The Seven Wonders of the Ancient World were staggeringly audacious impositions on our planet. Incarnations of the beautiful, mournful, axiomatic truth of our species that we are compelled to make the world in our image and to modify it to our will. They were also brilliant adventures of the mind, test cases of the reaches of human imagination. This book walks through the landscapes of both ancient and modern time; a journey whose purpose is to ask why we wonder, why we create, why we choose to remember the wonder of others. I have travelled as the ancients did across continents to explore traces of the Wonders themselves, and the traces they have left in history. My aim has been to discover what the Seven Wonders of the ancient world meant to 'them'—to our relatives across time—and what they do and can mean to us.
The word wonder is pliable: wonder is both a phenomenon and a process. Wonders are potent because wondering helps us to realise that the world is bigger than ourselves. The wonderful generates interest, and frequently empathy, and that interest and empathy nourishes connection.
"Wonder is both a phenomenon and a process"
We process and internalise these connections. Intellectually and emotionally, via the physical process of thought, we realise we are, truly, one world. So we seek wonders—natural, man-made, philosophical, scientific, whether they are near or far—as a socialising act.

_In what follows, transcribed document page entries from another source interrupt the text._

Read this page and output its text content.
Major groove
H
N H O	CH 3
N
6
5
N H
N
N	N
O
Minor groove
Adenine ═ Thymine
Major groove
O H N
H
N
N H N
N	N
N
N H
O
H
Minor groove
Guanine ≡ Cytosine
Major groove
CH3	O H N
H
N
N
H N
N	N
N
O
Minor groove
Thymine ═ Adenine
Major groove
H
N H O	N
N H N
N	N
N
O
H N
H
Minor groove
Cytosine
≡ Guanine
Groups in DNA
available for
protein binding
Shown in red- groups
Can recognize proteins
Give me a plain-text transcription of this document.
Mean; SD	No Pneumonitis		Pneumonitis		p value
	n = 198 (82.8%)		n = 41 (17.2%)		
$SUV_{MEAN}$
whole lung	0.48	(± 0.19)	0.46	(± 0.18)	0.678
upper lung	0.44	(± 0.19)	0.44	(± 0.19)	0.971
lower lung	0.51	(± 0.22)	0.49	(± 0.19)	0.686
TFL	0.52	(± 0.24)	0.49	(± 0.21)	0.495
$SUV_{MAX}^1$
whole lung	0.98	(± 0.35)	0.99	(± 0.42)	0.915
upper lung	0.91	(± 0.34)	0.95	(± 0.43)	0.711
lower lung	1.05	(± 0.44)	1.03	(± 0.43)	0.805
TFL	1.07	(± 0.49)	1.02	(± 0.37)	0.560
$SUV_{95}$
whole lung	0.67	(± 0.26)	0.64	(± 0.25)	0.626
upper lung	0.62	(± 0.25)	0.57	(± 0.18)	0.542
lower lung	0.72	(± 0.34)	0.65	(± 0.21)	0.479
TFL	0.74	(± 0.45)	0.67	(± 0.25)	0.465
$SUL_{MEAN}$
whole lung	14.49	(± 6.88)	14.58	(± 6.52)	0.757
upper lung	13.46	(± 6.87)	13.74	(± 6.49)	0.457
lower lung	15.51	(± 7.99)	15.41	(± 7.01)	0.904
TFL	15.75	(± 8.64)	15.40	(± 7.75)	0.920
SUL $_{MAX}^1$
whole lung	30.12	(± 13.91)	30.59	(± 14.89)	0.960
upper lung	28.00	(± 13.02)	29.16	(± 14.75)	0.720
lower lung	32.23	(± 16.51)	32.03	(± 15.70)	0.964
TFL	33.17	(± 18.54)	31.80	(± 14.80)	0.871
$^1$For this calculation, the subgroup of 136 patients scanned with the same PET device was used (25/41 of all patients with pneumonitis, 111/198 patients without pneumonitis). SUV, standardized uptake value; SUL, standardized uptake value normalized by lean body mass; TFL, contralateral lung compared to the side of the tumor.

How then do we collectively decide what is wonderful? 
One time-honoured way is to create Wonder-lists. There have been many wonders at many times. There are wonders of the ancient, the modern, the engineered and the natural worlds. At the last count, seventy monuments have been officially claimed as catalogued wonders of history. There is now a vogue for the nationalism of wonders—the Seven Wonders of Everywhere, from Azerbaijan to Zimbabwe, from Canada to Colombia. Spiritual too, the Seven Wonders of the Buddhist, Islamic, Hindu and Christian faiths have all been eagerly gathered together.
But there was one international wonder-selection which seems to have formed a blueprint for all others. The discovery, and indeed survival, of this fragmentary alpha-to-omega inventory is close to miraculous. Compiled in the second century BC, the earliest extant recording of a Seven Wonders of the World compendium was found on a scrap of papyrus used to wrap an ancient Egyptian mummified body."